Remembering a time of honor at the academy

April 03, 1994|By MICHAEL OLESKER

ANNAPOLIS -- A long time ago, a time of Joe Bellino and Roger Staubach, a time of seeing the cloistered world of the U.S. Naval Academy through a child's romantic eyes, it was all very different here.

Nobody talked about cheating scandals back then, or Tailhook sexual assaults or the shared disgrace of students and administrators. This was a place of honor. It was the home of Heisman Trophy football players, of students who simultaneously mastered academics and athletics and turned close-order drills into an art form.

But now the middies walk this city's streets and seem to avert their eyes, as though hoping not to be noticed until the current bad news goes away.

My father used to drive the whole family down here from Baltimore and puff out his chest with pride as he walked us across this campus. He wasn't a Navy man, but it didn't matter. He was just an American who thought something special happened here. He admired the discipline, the sense of order, the notion that selfless kids were going through a program that prepared them to defend the nation.

He didn't stick around long enough to see last week's news of 29 midshipmen facing expulsion, and 42 others recommended for punishment, for violating the academy's honor code, which states in clearest English: "Midshipmen are persons of integrity: They do not lie, cheat or steal."

Only this time, they did, and they got caught. In December 1992, 134 middies were accused of cheating on the final exam for a course called Electrical Engineering 311 and now, after much talk of cover-ups, of favoritism toward football players, of the need to overhaul administration of the honor code, the academy is hoping to put the worst cheating scandal in its 149-year history out of sight.

It won't happen overnight. These kids weren't just cheating on an engineering exam so much as pulling the veil off a carefully constructed image, which my father and millions of other Americans digested and passed on like a legacy.

We were children back then, and therefore susceptible to my father's enthusiasms. They stuck with us through the years. Even during my own college days, even when there was a bitter rivalry between the University of Maryland and Navy athletic teams, I held onto that vision of midshipmen as a breed apart, as people who held to a higher code of living.

Among other things, that code included cheating. At other schools, kids rationalized such practice. At Maryland, for example, every dormitory, every fraternity and sorority house had files: copies of old exams, which students had occasion to review. Sometimes, it was said, the same questions (and sometimes entire exams) given in the past would be given again.

Cheating? At many schools, such practice is hidden but routine. At Navy, everybody knew, such a thing would never happen. The middies were made of more honorable stock.

They weren't like other American young people, looking for the easy way to skirt through life -- except, with the latest scandal, they purloined a test never given before.

It's been a tough time at the academy. The All-Americans like Joe Bellino and Roger Staubach stopped coming here long ago, when pro football first gripped the national psyche. They found more allure playing quarterback for the Dallas Cowboys than commanding their own battleship.

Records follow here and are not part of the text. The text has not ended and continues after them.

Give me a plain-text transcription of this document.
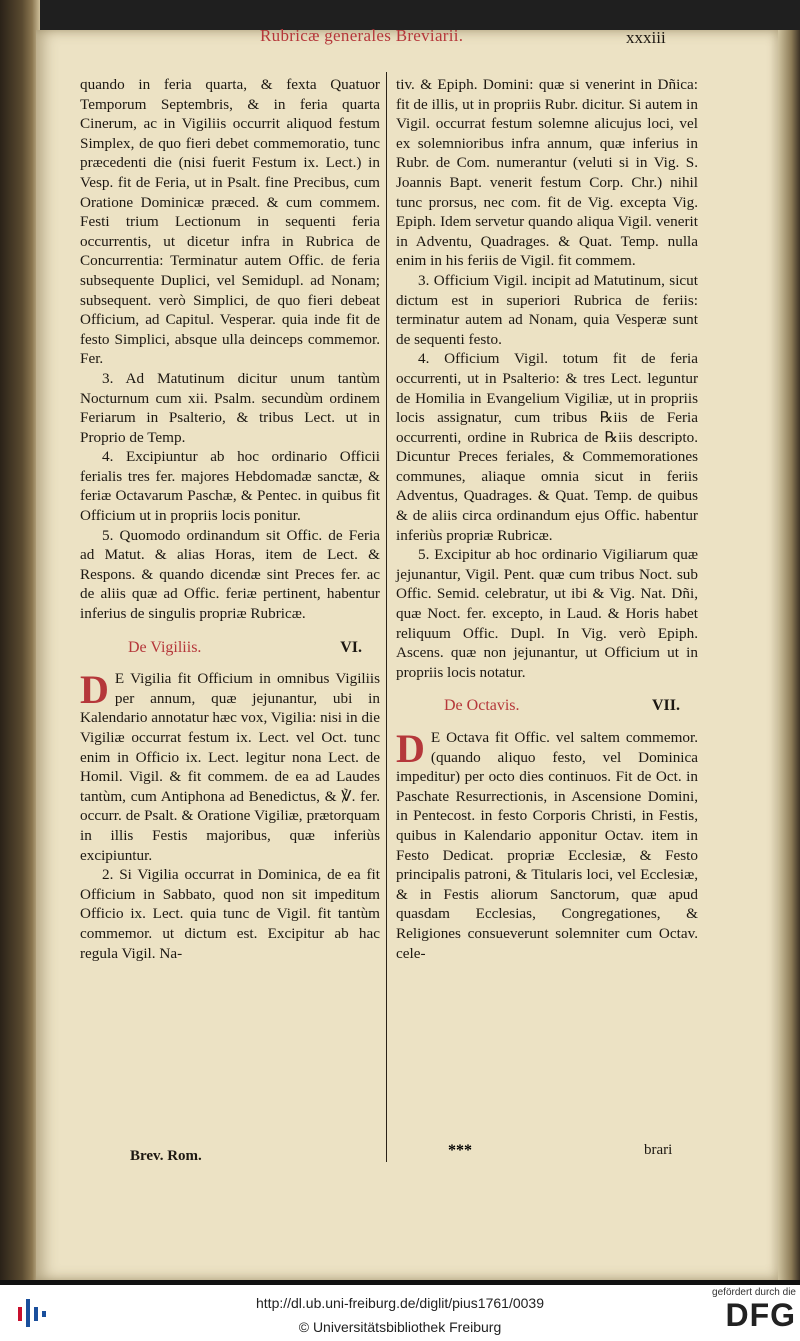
Rubricæ generales Breviarii.	xxxiii

quando in feria quarta, & fexta Quatuor Temporum Septembris, & in feria quarta Cinerum, ac in Vigiliis occurrit aliquod festum Simplex, de quo fieri debet commemoratio, tunc præcedenti die (nisi fuerit Festum ix. Lect.) in Vesp. fit de Feria, ut in Psalt. fine Precibus, cum Oratione Dominicæ præced. & cum commem. Festi trium Lectionum in sequenti feria occurrentis, ut dicetur infra in Rubrica de Concurrentia: Terminatur autem Offic. de feria subsequente Duplici, vel Semidupl. ad Nonam; subsequent. verò Simplici, de quo fieri debeat Officium, ad Capitul. Vesperar. quia inde fit de festo Simplici, absque ulla deinceps commemor. Fer.

3. Ad Matutinum dicitur unum tantùm Nocturnum cum xii. Psalm. secundùm ordinem Feriarum in Psalterio, & tribus Lect. ut in Proprio de Temp.

4. Excipiuntur ab hoc ordinario Officii ferialis tres fer. majores Hebdomadæ sanctæ, & feriæ Octavarum Paschæ, & Pentec. in quibus fit Officium ut in propriis locis ponitur.

5. Quomodo ordinandum sit Offic. de Feria ad Matut. & alias Horas, item de Lect. & Respons. & quando dicendæ sint Preces fer. ac de aliis quæ ad Offic. feriæ pertinent, habentur inferius de singulis propriæ Rubricæ.

De Vigiliis.	VI.

D E Vigilia fit Officium in omnibus Vigiliis per annum, quæ jejunantur, ubi in Kalendario annotatur hæc vox, Vigilia: nisi in die Vigiliæ occurrat festum ix. Lect. vel Oct. tunc enim in Officio ix. Lect. legitur nona Lect. de Homil. Vigil. & fit commem. de ea ad Laudes tantùm, cum Antiphona ad Benedictus, & ℣. fer. occurr. de Psalt. & Oratione Vigiliæ, prætorquam in illis Festis majoribus, quæ inferiùs excipiuntur.

2. Si Vigilia occurrat in Dominica, de ea fit Officium in Sabbato, quod non sit impeditum Officio ix. Lect. quia tunc de Vigil. fit tantùm commemor. ut dictum est. Excipitur ab hac regula Vigil. Na-

tiv. & Epiph. Domini: quæ si venerint in Dñica: fit de illis, ut in propriis Rubr. dicitur. Si autem in Vigil. occurrat festum solemne alicujus loci, vel ex solemnioribus infra annum, quæ inferius in Rubr. de Com. numerantur (veluti si in Vig. S. Joannis Bapt. venerit festum Corp. Chr.) nihil tunc prorsus, nec com. fit de Vig. excepta Vig. Epiph. Idem servetur quando aliqua Vigil. venerit in Adventu, Quadrages. & Quat. Temp. nulla enim in his feriis de Vigil. fit commem.

3. Officium Vigil. incipit ad Matutinum, sicut dictum est in superiori Rubrica de feriis: terminatur autem ad Nonam, quia Vesperæ sunt de sequenti festo.

4. Officium Vigil. totum fit de feria occurrenti, ut in Psalterio: & tres Lect. leguntur de Homilia in Evangelium Vigiliæ, ut in propriis locis assignatur, cum tribus ℞iis de Feria occurrenti, ordine in Rubrica de ℞iis descripto. Dicuntur Preces feriales, & Commemorationes communes, aliaque omnia sicut in feriis Adventus, Quadrages. & Quat. Temp. de quibus & de aliis circa ordinandum ejus Offic. habentur inferiùs propriæ Rubricæ.

5. Excipitur ab hoc ordinario Vigiliarum quæ jejunantur, Vigil. Pent. quæ cum tribus Noct. sub Offic. Semid. celebratur, ut ibi & Vig. Nat. Dñi, quæ Noct. fer. excepto, in Laud. & Horis habet reliquum Offic. Dupl. In Vig. verò Epiph. Ascens. quæ non jejunantur, ut Officium ut in propriis locis notatur.

De Octavis.	VII.

D E Octava fit Offic. vel saltem commemor. (quando aliquo festo, vel Dominica impeditur) per octo dies continuos. Fit de Oct. in Paschate Resurrectionis, in Ascensione Domini, in Pentecost. in festo Corporis Christi, in Festis, quibus in Kalendario apponitur Octav. item in Festo Dedicat. propriæ Ecclesiæ, & Festo principalis patroni, & Titularis loci, vel Ecclesiæ, & in Festis aliorum Sanctorum, quæ apud quasdam Ecclesias, Congregationes, & Religiones consueverunt solemniter cum Octav. cele-

Brev. Rom.	***	brari
http://dl.ub.uni-freiburg.de/diglit/pius1761/0039
© Universitätsbibliothek Freiburg
gefördert durch die
DFG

Then there was the conflicted Vietnam era, when so many of the country's young people turned away from all things military. And then came the last few years, the post-Cold War era, and much questioning about the modern role of a military academy.

I never understood how the academy kept a tight ship through all of this. My father, a World War II veteran, was moved by memories of his own experience and translated it to the next generation. We were not only his children, but the children of literally scores of war movies that glorified the military. So we held onto his vision.

But this was long ago, and times had changed. While the country was going through its vast social convulsions, life was supposed to be changeless at the Naval Academy: the same honor code, the same rigid discipline, the same sense that these were selfless kids who held themselves to a higher level.

College can be pretty rough. The academic load is heavy, and the outside temptations arrive at a time when young people's adrenalin is roaring. We used to think the kids at the Naval Academy were immune to all this.

It turns out we were wrong. That's the lesson of the cheating scandal. It doesn't mean they're demons, doesn't mean they're inherently bad people. It just means they're like everybody else their age, fighting temptation and sometimes giving in, when all this time, we'd assumed they were different.